Ainda segundo Manlio Dinucci, mais do que a perspectiva de pilhagem dos recursos energéticos da Líbia, o que atraiu a atenção imediata dos países invasores foi o volume dos fundos soberanos. Segundo um telegrama liberado pelo site Wikileaks, foi o próprio representante da Empresa Líbia de Investimento, Mohamed Layas, quem informou diretamente ao embaixador americano em Trípoli, em 20 de janeiro de 2011, que a agência havia depositado US$ 32 bilhões em bancos americanos. Cinco semanas depois, o Departamento do Tesouro americano “congelou” essas contas. Segundo especialistas, trata-se da “mais alta soma de recursos já bloqueada nos Estados Unidos”. Naturalmente, os americanos alegam que esses valores “serão preservados com vistas a serem usados para o futuro da Líbia” mas – conhecendo os procedimentos anteriores dos Estados Unidos como quando “congelou” recursos do Iraque, que até hoje são reclamados pelo governo do país islâmico – sabemos que isto nunca vai acontecer. Certamente, esse capital representará por um tempo uma injeção de saúde financeira na combalida economia norte-americana. Na mesma linha desse raciocínio baseado na rapina, a União Européia, outra economia em frangalhos, também “congelou” 45 bilhões de euros de fundos soberanos deste pequeno país do norte da África. 
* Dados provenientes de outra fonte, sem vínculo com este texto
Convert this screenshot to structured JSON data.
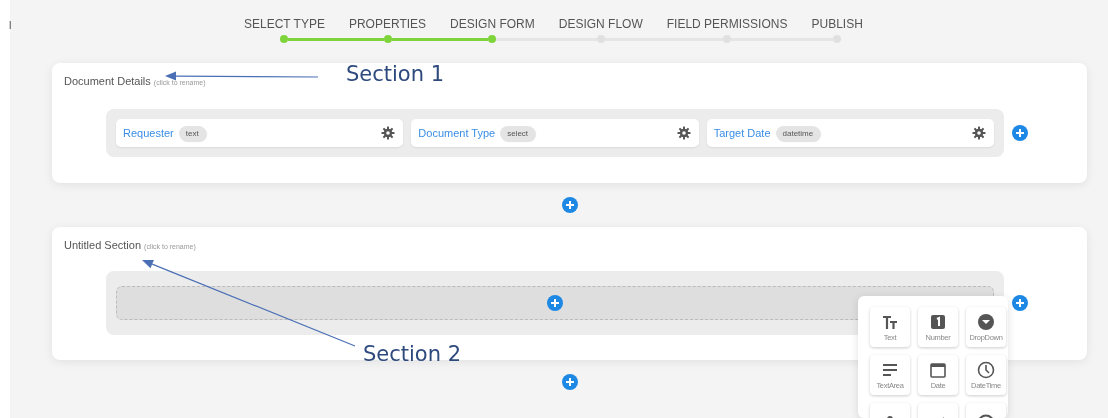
{
  "edge_text": "l",
  "steps": [
    {
      "label": "SELECT TYPE",
      "completed": true
    },
    {
      "label": "PROPERTIES",
      "completed": true
    },
    {
      "label": "DESIGN FORM",
      "completed": true
    },
    {
      "label": "DESIGN FLOW",
      "completed": false
    },
    {
      "label": "FIELD PERMISSIONS",
      "completed": false
    },
    {
      "label": "PUBLISH",
      "completed": false
    }
  ],
  "sections": [
    {
      "title": "Document Details",
      "hint": "(click to rename)",
      "fields": [
        {
          "name": "Requester",
          "type": "text"
        },
        {
          "name": "Document Type",
          "type": "select"
        },
        {
          "name": "Target Date",
          "type": "datetime"
        }
      ]
    },
    {
      "title": "Untitled Section",
      "hint": "(click to rename)"
    }
  ],
  "field_palette": [
    {
      "label": "Text",
      "kind": "text"
    },
    {
      "label": "Number",
      "kind": "number"
    },
    {
      "label": "DropDown",
      "kind": "dropdown"
    },
    {
      "label": "TextArea",
      "kind": "textarea"
    },
    {
      "label": "Date",
      "kind": "date"
    },
    {
      "label": "DateTime",
      "kind": "datetime"
    },
    {
      "kind": "person"
    },
    {
      "kind": "check"
    },
    {
      "kind": "radio"
    }
  ],
  "annotations": [
    {
      "label": "Section 1"
    },
    {
      "label": "Section 2"
    }
  ]
}
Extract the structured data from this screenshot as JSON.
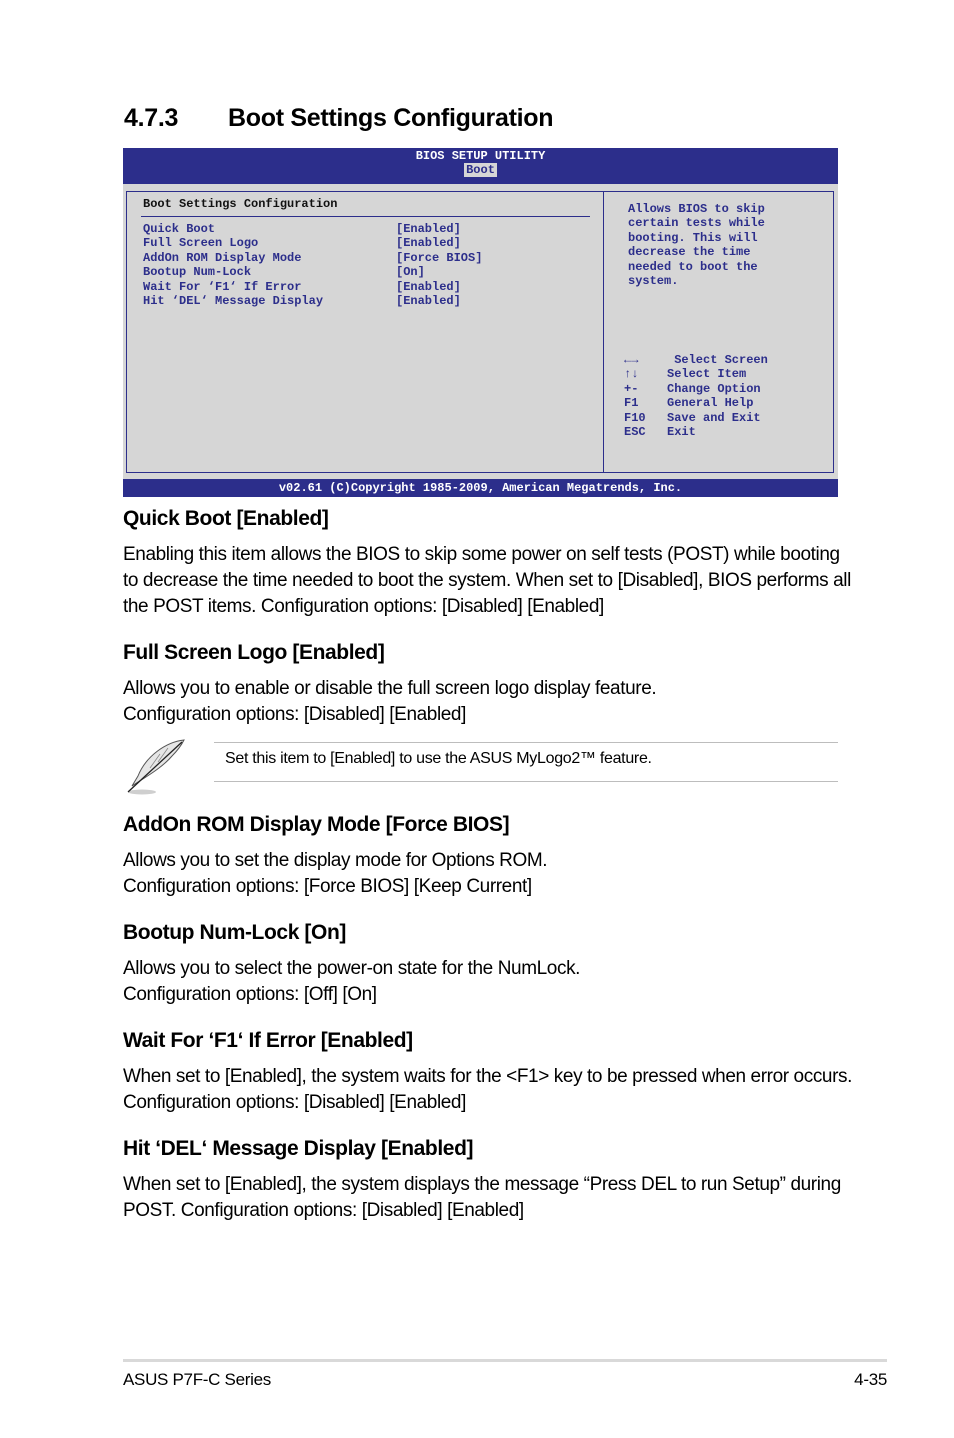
{
  "section": {
    "number": "4.7.3",
    "title": "Boot Settings Configuration"
  },
  "bios": {
    "header_title": "BIOS SETUP UTILITY",
    "active_tab": "Boot",
    "panel_title": "Boot Settings Configuration",
    "items": [
      {
        "label": "Quick Boot",
        "value": "[Enabled]"
      },
      {
        "label": "Full Screen Logo",
        "value": "[Enabled]"
      },
      {
        "label": "AddOn ROM Display Mode",
        "value": "[Force BIOS]"
      },
      {
        "label": "Bootup Num-Lock",
        "value": "[On]"
      },
      {
        "label": "Wait For ‘F1‘ If Error",
        "value": "[Enabled]"
      },
      {
        "label": "Hit ‘DEL‘ Message Display",
        "value": "[Enabled]"
      }
    ],
    "help_text": "Allows BIOS to skip\ncertain tests while\nbooting. This will\ndecrease the time\nneeded to boot the\nsystem.",
    "keys": [
      {
        "key": "←→",
        "action": " Select Screen"
      },
      {
        "key": "↑↓",
        "action": "Select Item"
      },
      {
        "key": "+-",
        "action": "Change Option"
      },
      {
        "key": "F1",
        "action": "General Help"
      },
      {
        "key": "F10",
        "action": "Save and Exit"
      },
      {
        "key": "ESC",
        "action": "Exit"
      }
    ],
    "footer": "v02.61 (C)Copyright 1985-2009, American Megatrends, Inc."
  },
  "descriptions": [
    {
      "heading": "Quick Boot [Enabled]",
      "text": "Enabling this item allows the BIOS to skip some power on self tests (POST) while booting to decrease the time needed to boot the system. When set to [Disabled], BIOS performs all the POST items. Configuration options: [Disabled] [Enabled]"
    },
    {
      "heading": "Full Screen Logo [Enabled]",
      "text": "Allows you to enable or disable the full screen logo display feature. Configuration options: [Disabled] [Enabled]"
    },
    {
      "heading": "AddOn ROM Display Mode [Force BIOS]",
      "text": "Allows you to set the display mode for Options ROM. Configuration options: [Force BIOS] [Keep Current]"
    },
    {
      "heading": "Bootup Num-Lock [On]",
      "text": "Allows you to select the power-on state for the NumLock. Configuration options: [Off] [On]"
    },
    {
      "heading": "Wait For ‘F1‘ If Error [Enabled]",
      "text": "When set to [Enabled], the system waits for the <F1> key to be pressed when error occurs. Configuration options: [Disabled] [Enabled]"
    },
    {
      "heading": "Hit ‘DEL‘ Message Display [Enabled]",
      "text": "When set to [Enabled], the system displays the message “Press DEL to run Setup” during POST. Configuration options: [Disabled] [Enabled]"
    }
  ],
  "note": {
    "icon": "feather-pen-icon",
    "text": "Set this item to [Enabled] to use the ASUS MyLogo2™ feature."
  },
  "footer": {
    "left": "ASUS P7F-C Series",
    "right": "4-35"
  }
}
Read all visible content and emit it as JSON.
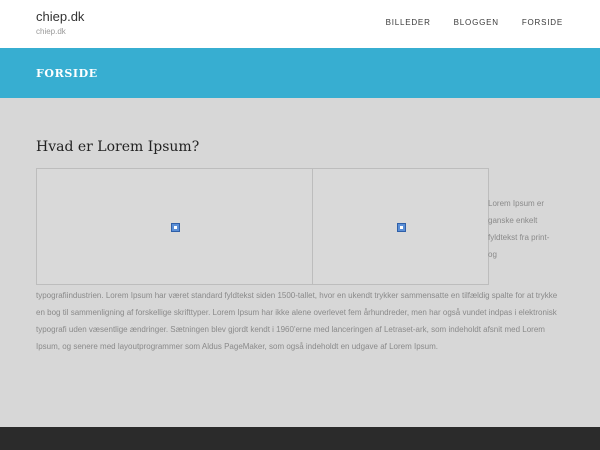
{
  "header": {
    "site_title": "chiep.dk",
    "site_tagline": "chiep.dk",
    "nav": [
      {
        "label": "BILLEDER"
      },
      {
        "label": "BLOGGEN"
      },
      {
        "label": "FORSIDE"
      }
    ]
  },
  "banner": {
    "title": "FORSIDE"
  },
  "post": {
    "title": "Hvad er Lorem Ipsum?",
    "side_text": "Lorem Ipsum er ganske enkelt fyldtekst fra print- og",
    "body_text": "typografiindustrien. Lorem Ipsum har været standard fyldtekst siden 1500-tallet, hvor en ukendt trykker sammensatte en tilfældig spalte for at trykke en bog til sammenligning af forskellige skrifttyper. Lorem Ipsum har ikke alene overlevet fem århundreder, men har også vundet indpas i elektronisk typografi uden væsentlige ændringer. Sætningen blev gjordt kendt i 1960'erne med lanceringen af Letraset-ark, som indeholdt afsnit med Lorem Ipsum, og senere med layoutprogrammer som Aldus PageMaker, som også indeholdt en udgave af Lorem Ipsum."
  },
  "colors": {
    "banner": "#37aed1",
    "background": "#d7d7d7",
    "footer": "#2b2b2b"
  },
  "icons": {
    "image_placeholder": "broken-image-icon"
  }
}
Os contínuos protestos de mais de 50 nações da União Africana mostram que essas medidas terão um impacto imediato no continente, especialmente na região subsaariana, onde o coronel Khadafi planejava aumentar os seus investimentos nas áreas de mineração, manufatura, turismo e telecomunicações de 25 países. As inversões líbias foram cruciais para a implementação do Rascom, o primeiro satélite de telecomunicações da África, que entrou em órbita em agosto de 2010, permitindo que os países do continente se libertassem do monopólio americano e europeu da informação e pudessem economizar assim centenas de milhões de dólares. 
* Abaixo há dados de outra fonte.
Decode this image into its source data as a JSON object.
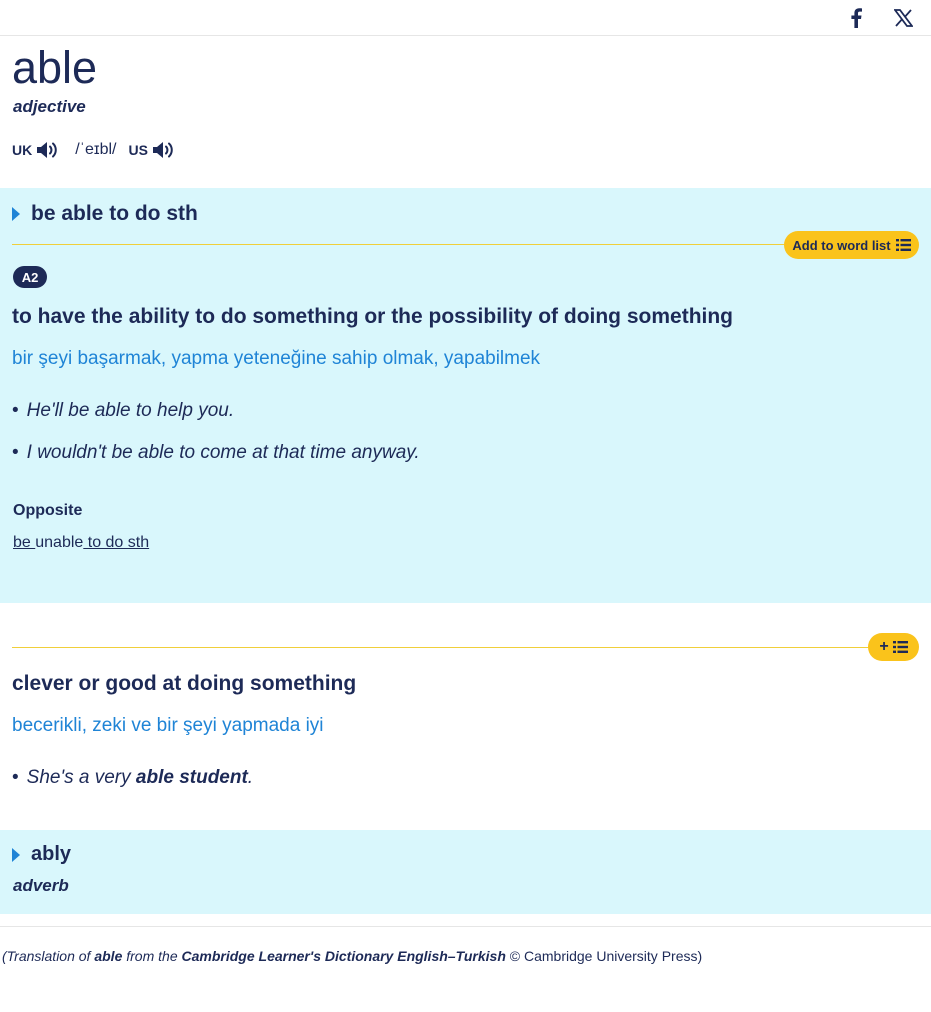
{
  "share": {
    "facebook_icon": "facebook-icon",
    "x_icon": "x-icon"
  },
  "entry": {
    "headword": "able",
    "pos": "adjective",
    "pron": {
      "uk_label": "UK",
      "us_label": "US",
      "ipa": "/ˈeɪbl/"
    }
  },
  "sense1": {
    "phrase": "be able to do sth",
    "add_to_word_list": "Add to word list",
    "level": "A2",
    "definition": "to have the ability to do something or the possibility of doing something",
    "translation": "bir şeyi başarmak, yapma yeteneğine sahip olmak, yapabilmek",
    "examples": [
      "He'll be able to help you.",
      "I wouldn't be able to come at that time anyway."
    ],
    "opposite_label": "Opposite",
    "opposite": {
      "part1": "be ",
      "part2": "unable",
      "part3": " to do sth"
    }
  },
  "sense2": {
    "add_button": "+",
    "definition": "clever or good at doing something",
    "translation": "becerikli, zeki ve bir şeyi yapmada iyi",
    "example": {
      "pre": "She's a very ",
      "bold": "able student",
      "post": "."
    }
  },
  "derived": {
    "word": "ably",
    "pos": "adverb"
  },
  "credit": {
    "t1": "(Translation of ",
    "word": "able",
    "t2": " from the ",
    "dict": "Cambridge Learner's Dictionary English–Turkish",
    "t3": " © Cambridge University Press)"
  },
  "colors": {
    "panel_bg": "#d9f7fc",
    "navy": "#1d2a57",
    "blue": "#1f84d6",
    "yellow": "#fac31b"
  }
}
De acordo com Dinucci, os investimentos da Líbia destinados à implementação de três instituições financeiras da União Africana – o Banco Africano de Investimento, sediado em Trípoli; o Fundo Monetário Africano, baseado em Yaoundé na República dos Camarões e o Banco Central Africano estabelecido em Abuja na Nigéria – serão ainda mais importantes para o futuro do continente. Caso as potências coloniais da Europa e os Estados Unidos sejam bem-sucedidos em seu plano de assassinar Khadafi e derrubar o seu regime, as nações da África serão obrigadas a voltar ao controle do Fundo Monetário Internacional e do Banco Mundial, tenebrosos instrumentos da dominação neocolonial. 

Neste sentido, o bloqueio dos fundos representa mais um golpe que os Estados Unidos e seus aliados europeus impõem aos países do Terceiro Mundo. Mudam-se os tempos mas não os costumes e a velha estratégia colonial continua a não sofrer nenhuma alteração: se em outros tempos brandia-se a “Bíblia em u’a mão e a espada em outra”, hoje os falsos pregoeiros alegam “razões humanitárias” enquanto os recursos de um povo sofrido são pilhados e obstaculizado o seu legítimo desenvolvimento. 
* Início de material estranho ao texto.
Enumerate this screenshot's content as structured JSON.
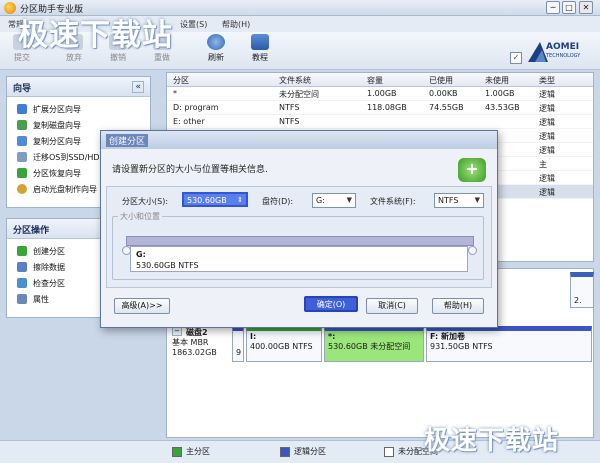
{
  "window": {
    "title": "分区助手专业版",
    "minimize": "─",
    "maximize": "□",
    "close": "✕"
  },
  "menu": [
    "常规",
    "设置(S)",
    "帮助(H)"
  ],
  "toolbar": {
    "items": [
      {
        "label": "提交",
        "icon": "submit-icon",
        "enabled": false
      },
      {
        "label": "放弃",
        "icon": "discard-icon",
        "enabled": false
      },
      {
        "label": "撤销",
        "icon": "undo-icon",
        "enabled": false
      },
      {
        "label": "重做",
        "icon": "redo-icon",
        "enabled": false
      },
      {
        "label": "刷新",
        "icon": "refresh-icon",
        "enabled": true
      },
      {
        "label": "教程",
        "icon": "tutorial-icon",
        "enabled": true
      }
    ],
    "logo_text": "AOMEI",
    "logo_sub": "TECHNOLOGY",
    "settings_glyph": "✓"
  },
  "wizards": {
    "header": "向导",
    "collapse": "«",
    "items": [
      "扩展分区向导",
      "复制磁盘向导",
      "复制分区向导",
      "迁移OS到SSD/HDD",
      "分区恢复向导",
      "启动光盘制作向导"
    ]
  },
  "operations": {
    "header": "分区操作",
    "items": [
      "创建分区",
      "擦除数据",
      "检查分区",
      "属性"
    ]
  },
  "table": {
    "headers": [
      "分区",
      "文件系统",
      "容量",
      "已使用",
      "未使用",
      "类型"
    ],
    "rows": [
      {
        "name": "*",
        "fs": "未分配空间",
        "cap": "1.00GB",
        "used": "0.00KB",
        "free": "1.00GB",
        "type": "逻辑"
      },
      {
        "name": "D: program",
        "fs": "NTFS",
        "cap": "118.08GB",
        "used": "74.55GB",
        "free": "43.53GB",
        "type": "逻辑"
      },
      {
        "name": "E: other",
        "fs": "NTFS",
        "cap": "",
        "used": "",
        "free": "",
        "type": "逻辑"
      },
      {
        "name": "",
        "fs": "",
        "cap": "",
        "used": "",
        "free": "",
        "type": "逻辑"
      },
      {
        "name": "",
        "fs": "",
        "cap": "",
        "used": "",
        "free": "MB",
        "type": "逻辑"
      },
      {
        "name": "",
        "fs": "",
        "cap": "",
        "used": "",
        "free": "GB",
        "type": "主"
      },
      {
        "name": "",
        "fs": "",
        "cap": "",
        "used": "",
        "free": "GB",
        "type": "逻辑"
      },
      {
        "name": "",
        "fs": "",
        "cap": "",
        "used": "",
        "free": "GB",
        "type": "逻辑"
      }
    ]
  },
  "disk2": {
    "name": "磁盘2",
    "type": "基本 MBR",
    "size": "1863.02GB",
    "small_label": "9",
    "parts": [
      {
        "letter": "I:",
        "desc": "400.00GB NTFS"
      },
      {
        "letter": "*:",
        "desc": "530.60GB 未分配空间"
      },
      {
        "letter": "F: 新加卷",
        "desc": "931.50GB NTFS"
      }
    ],
    "right_stub": "2."
  },
  "legend": [
    "主分区",
    "逻辑分区",
    "未分配空间"
  ],
  "dialog": {
    "title": "创建分区",
    "desc": "请设置新分区的大小与位置等相关信息.",
    "size_label": "分区大小(S):",
    "size_value": "530.60GB",
    "drive_label": "盘符(D):",
    "drive_value": "G:",
    "fs_label": "文件系统(F):",
    "fs_value": "NTFS",
    "group_label": "大小和位置",
    "part_letter": "G:",
    "part_desc": "530.60GB NTFS",
    "advanced": "高级(A)>>",
    "ok": "确定(O)",
    "cancel": "取消(C)",
    "help": "帮助(H)"
  },
  "watermark": "极速下载站",
  "colors": {
    "accent": "#3a5fb5",
    "primary": "#3aa43a",
    "logical": "#3b55c5",
    "unallocated_sel": "#9be67b"
  }
}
Filho da África islâmica, o presidente norte-americano Barack Hussein Obama poderia encontrar uma pausa em seus múltiplos afazeres – enquanto bombardeia o Iraque, o Afeganistão e o Paquistão com mísseis e aviões não tripulados – para refletir sobre o mal que está perpetrando contra o seu povo de origem. Talvez em seu esforço para agradar os brancos – que afinal, permitiram que se sentasse numa cadeira tão cobiçada – ele já tenha perdido a noção de sua identidade. Ou, então, como observou o próprio Khadafi durante a campanha eleitoral americana de 2008, para se tornar mais “branco” do que os próprios brancos Barack O’Bomb vá ainda mais além em suas maldades.